Connect to Your Cash Flow
A mindful approach to your money and financial security.
Posted Feb 06, 2020
I can’t tell you how many people get a look of panic, as if they’re ready to run for the hills, the minute I utter the word “budget.” I sometimes ask them—partly so that they won’t flee—to play a little game and tell me the immediate word associations that come up. Common responses include: hard, cold, restrictive, demeaning, impossible, inflexible.
The solution, I’ve found, is to change the nomenclature—and the approach. How about calling the way you manage your cash flow “values-based spending.”
And here’s how a values-based spending game plan works:
Begin with your monthly net income—what you deposit into your account each month.

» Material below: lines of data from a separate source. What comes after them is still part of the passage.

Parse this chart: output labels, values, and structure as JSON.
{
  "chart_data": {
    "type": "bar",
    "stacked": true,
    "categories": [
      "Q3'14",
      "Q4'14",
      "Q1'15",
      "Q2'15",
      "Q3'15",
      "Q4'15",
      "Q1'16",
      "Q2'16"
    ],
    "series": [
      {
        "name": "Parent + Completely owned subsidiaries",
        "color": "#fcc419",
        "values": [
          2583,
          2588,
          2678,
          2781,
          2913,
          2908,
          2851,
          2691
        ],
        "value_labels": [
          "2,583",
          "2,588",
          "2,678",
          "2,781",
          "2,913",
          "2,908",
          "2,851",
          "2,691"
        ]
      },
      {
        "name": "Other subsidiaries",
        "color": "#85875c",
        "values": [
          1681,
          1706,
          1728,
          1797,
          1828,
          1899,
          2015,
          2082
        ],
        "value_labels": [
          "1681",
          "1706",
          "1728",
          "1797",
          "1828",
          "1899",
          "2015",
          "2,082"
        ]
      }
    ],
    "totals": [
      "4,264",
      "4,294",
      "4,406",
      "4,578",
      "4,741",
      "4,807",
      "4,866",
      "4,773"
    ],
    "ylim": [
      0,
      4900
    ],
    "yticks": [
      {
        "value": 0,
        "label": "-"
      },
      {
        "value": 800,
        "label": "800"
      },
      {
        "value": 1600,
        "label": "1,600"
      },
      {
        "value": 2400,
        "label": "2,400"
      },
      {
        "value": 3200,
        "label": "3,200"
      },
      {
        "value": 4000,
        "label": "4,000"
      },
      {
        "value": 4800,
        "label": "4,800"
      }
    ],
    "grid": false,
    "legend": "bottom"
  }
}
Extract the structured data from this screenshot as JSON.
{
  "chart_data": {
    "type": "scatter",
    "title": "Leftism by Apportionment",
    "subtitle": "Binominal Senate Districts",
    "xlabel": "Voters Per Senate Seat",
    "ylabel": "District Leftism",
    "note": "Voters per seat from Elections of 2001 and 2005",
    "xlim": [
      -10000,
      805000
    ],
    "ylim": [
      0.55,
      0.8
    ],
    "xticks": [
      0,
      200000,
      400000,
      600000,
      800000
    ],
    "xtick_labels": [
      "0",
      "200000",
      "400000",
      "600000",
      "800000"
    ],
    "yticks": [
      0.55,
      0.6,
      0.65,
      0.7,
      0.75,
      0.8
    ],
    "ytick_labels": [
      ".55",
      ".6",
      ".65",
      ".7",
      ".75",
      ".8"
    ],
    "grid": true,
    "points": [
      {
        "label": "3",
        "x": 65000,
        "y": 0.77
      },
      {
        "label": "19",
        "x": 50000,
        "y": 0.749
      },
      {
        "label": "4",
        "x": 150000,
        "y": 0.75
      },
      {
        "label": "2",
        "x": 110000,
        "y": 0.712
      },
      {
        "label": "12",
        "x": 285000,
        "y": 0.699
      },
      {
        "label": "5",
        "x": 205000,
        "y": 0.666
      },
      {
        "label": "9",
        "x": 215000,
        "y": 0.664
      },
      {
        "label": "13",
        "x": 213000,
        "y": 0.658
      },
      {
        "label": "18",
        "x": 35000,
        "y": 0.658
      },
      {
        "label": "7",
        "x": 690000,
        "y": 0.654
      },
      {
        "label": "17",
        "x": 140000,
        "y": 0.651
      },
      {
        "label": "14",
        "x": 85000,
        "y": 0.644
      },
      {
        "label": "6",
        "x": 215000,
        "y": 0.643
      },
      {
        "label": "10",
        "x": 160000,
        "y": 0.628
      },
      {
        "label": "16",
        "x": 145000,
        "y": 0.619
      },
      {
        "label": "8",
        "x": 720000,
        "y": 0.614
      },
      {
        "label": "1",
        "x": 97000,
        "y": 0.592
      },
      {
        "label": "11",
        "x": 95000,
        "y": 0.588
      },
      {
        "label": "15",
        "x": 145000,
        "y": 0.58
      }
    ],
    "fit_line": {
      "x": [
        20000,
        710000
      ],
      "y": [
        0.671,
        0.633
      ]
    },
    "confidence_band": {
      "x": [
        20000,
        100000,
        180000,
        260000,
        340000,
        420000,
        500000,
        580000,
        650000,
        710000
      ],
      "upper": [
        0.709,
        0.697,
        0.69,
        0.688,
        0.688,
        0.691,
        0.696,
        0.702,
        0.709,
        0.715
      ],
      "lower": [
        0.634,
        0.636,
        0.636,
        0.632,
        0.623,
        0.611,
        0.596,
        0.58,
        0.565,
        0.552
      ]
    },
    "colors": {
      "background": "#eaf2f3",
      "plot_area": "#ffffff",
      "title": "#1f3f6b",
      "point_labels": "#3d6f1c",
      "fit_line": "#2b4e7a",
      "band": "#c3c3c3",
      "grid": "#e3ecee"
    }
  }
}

Ok, so that’s the easy part. Now make a list of all debts or obligations (mortgage, rent, student loans, car payments, carried credit card debt, etc.).
If you’re carrying credit card balances, your first job is to get them off the books by focusing on the quickest payoff possible. Credit card debt is a signal that you’re living beyond your means; the exception to this is an unexpected emergency or medical issue that forced you to use credit. Getting your debt paired down is necessary for moving forward to values-based spending.
Subtract your monthly debt from your monthly income.
Take the balance left and divide it up by your remaining expenses and savings goals.
The first level of costs is expenses that are fixed, or not subject to wide fluctuations. These include:
Utilities (electric, gas, phone, cable)
Insurance (homeowners, health, umbrella, life, disability)
Looking at these items, begin to examine whether you can control any of the costs. For example, can you increase insurance deductibles to save premium dollars? Can you shop for more cost-effective utilities? Are you getting value for your dollars? This is the question you need to ask in every instance.
Now, answer one big question: What is most important to you, and what are you doing to get there?
The answer here is your answer, no one else’s. It’s what you value most. For some, the most important thing might be to accumulate dollars for retirement, education for your children, vacations, purchase of a home, provide aid to a parent or to give to charity.
It’s your values paired with a plan of action to move you closer to your goals.
The fact is, most people have more desires than resources, so making choices is a reality. Your remaining monthly dollars after the first level of expenses can be applied first to your key goal, then to other costs that are more discretionary.
At each level, you want to examine your choices and decide their value relative to the importance of your goal. If you pay for many of your purchases by credit card, look at the last six months of statements and apply a value number to each line item.
Use a 1-to-10 scale. If something is a 10, then it’s of the highest importance. If it’s a 1, or 2 then it’s an expense you don’t truly care about, so you can subtract it from future purchases and add the money to something more meaningful. 3's and 4’s are probably ones that can be eliminated or greatly reduced.
The 5’s to 7’s might also be things you can scale back. Your 8's to 10’s are the items you most value. For example, I have clients who greatly value buying their produce and meat from organic and sustainable sources. Their costs are greater than if they bought from their local markets, but it’s a 10 to them. They found the money to support their values by cutting the cord from the cable TV company.
This method of looking at spending vs. values is very effective provided you approach it with some rules, especially where couples are involved. The danger comes into play when one partner decides the values for another.
I remember one couple where the wife asked me to tell her husband that he was spending too much on Amazon, while he asked me to tell his wife she was spending too much money on her hair and makeup. That is definitely not my job.
Rather than staging a clash of values in your advisor’s office, set rules upfront. Here are nine important rules to follow:
- Agree on the goals first. What do both of you agree is your highest value?
- No judgments or criticisms.
- Begin with the 1’s and 2’s.
- Celebrate and appreciate the progress.
- Test the impact of just the decisions.
- When there’s a difference of opinion, ask questions, such as, “Is there another way of getting what you want at a lower cost?”
- Listen intently to each person. Use Stephen Covey’s approach, author of The 7 Habits of Highly Effective People: “First seek to understand, then to be understood.”
- Agree to a specific time for the discussion. It should be when you’re both fresh. Trying to have these conversations when you’re exhausted is laying the foundation for disaster. And set a time limit.
- Be willing to test changes without expectations of perfection.
As you shave or eliminate costs, you can drive your resources toward your most important goals. This is a dynamic process that will change as your situation changes.
Don’t forget the basics of maintaining a rational emergency fund in case of unexpected conditions, being mindful of the job market and overall economy, family changes and alteration of your goals. The old saying that the only thing constant is change should be held high in your thinking.
But as you’re getting connected with your cash flow, throw away the painful idea of living on a budget and think instead of how your spending reflects your values. It’s a mindful approach to your money and financial security.